Comment out dead code sections.
Simplify size comparsions of lensymbol and offsymbol.
Martin Matuska [Sat, 28 Dec 2019 21:58:08 +0000 (22:58 +0100)]
Fix a possible heap-buffer-overflow in archive_string_append_from_wcs()
When we grow the archive_string buffer, we have to make sure it fits
at least one maximum-sized multibyte character in the current locale
and the null character.
ZIP reader: support LZMA_STREAM_END marker in 'lzma alone' files
It appears that ZIPX files with type 14 stream ('lzma alone') can
contain LZMA_STREAM_END markers at the end of the stream. The ZIP reader
was displaying an "unknown error 1" status after encountering such
marker.
The fix handles such case, and the reader doesn't return error status
anymore. Thus it should be possible to unpack files that contain the
LZMA_STREAM_END marker at the end of the stream.
RAR5 reader: verify window size for multivolume archives
RAR5 archives can contain files that span across multiple .rar files. If the
archive contains a big file that doesn't fit to first .rar file, then this file
is continued in another .rar file.
In this case, the RAR compressor first emits the FILE base block for this big
file in the first .rar file. Then, it finishes first .rar file, and creates the
new .rar file. In this new file, it emits the continuation FILE block that
marks start of the continuation data for the rest of the huge file.
The problem was that the RAR5 reader didn't ignore the window size declaration
when parsing through the continuation FILE base block. The malicious file could
declare a different window size inside the continuation base block than was
declared in the primary FILE base block in the previous volume. The window size
from continuation block was applied, but the actual window buffer was not
reallocated. This resulted in a potential SIGSEGV error, since bounary checks
for accessing the window buffer were working incorrectly (the window size
variable didn't match the actual window buffer size).
The commit fixes the issue by ignoring the window size declaration in the
continuation FILE base block when switching volumes.
The commit also contains a test case and OSSFuzz sample #19509.
When the initial archive open for write fails, explicitly free filters.
This provides a defense-in-depth against programming errors due to the
partial state. Based on a report from Airbus Security - Vulnerability
Management.
Martin Matuska [Thu, 21 Nov 2019 02:08:40 +0000 (03:08 +0100)]
Bugfix and optimize archive_wstring_append_from_mbs()
The cal to mbrtowc() or mbtowc() should read up to mbs_length
bytes and not wcs_length.
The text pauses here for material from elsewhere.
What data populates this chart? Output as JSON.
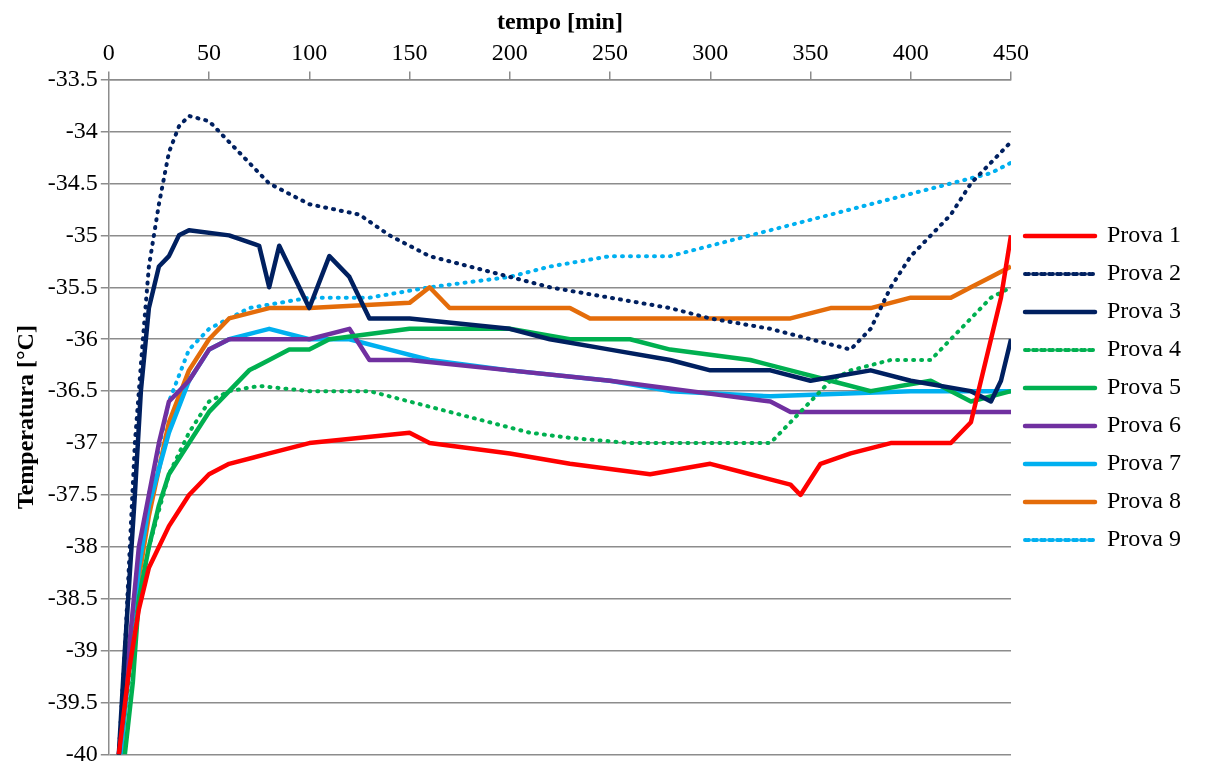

This avoids out-of-bounds reads.
mbrtowc() and mbtowc() return (size_t)-1 wit errno EILSEQ when
they encounter an invalid multibyte character and (size_t)-2 when
they they encounter an incomplete multibyte character. As we return
failure and all our callers error out it makes no sense to continue
parsing mbs.
As we allocate `len` wchars at the beginning and each wchar has
at least one byte, there will never be need to grow the buffer,
so the code can be left out. On the other hand, we are always
allocatng more memory than we need.
As long as wcs_length == mbs_length == len we can omit wcs_length.
We keep the old code commented if we decide to save memory and
use autoexpanding wcs_length in the future.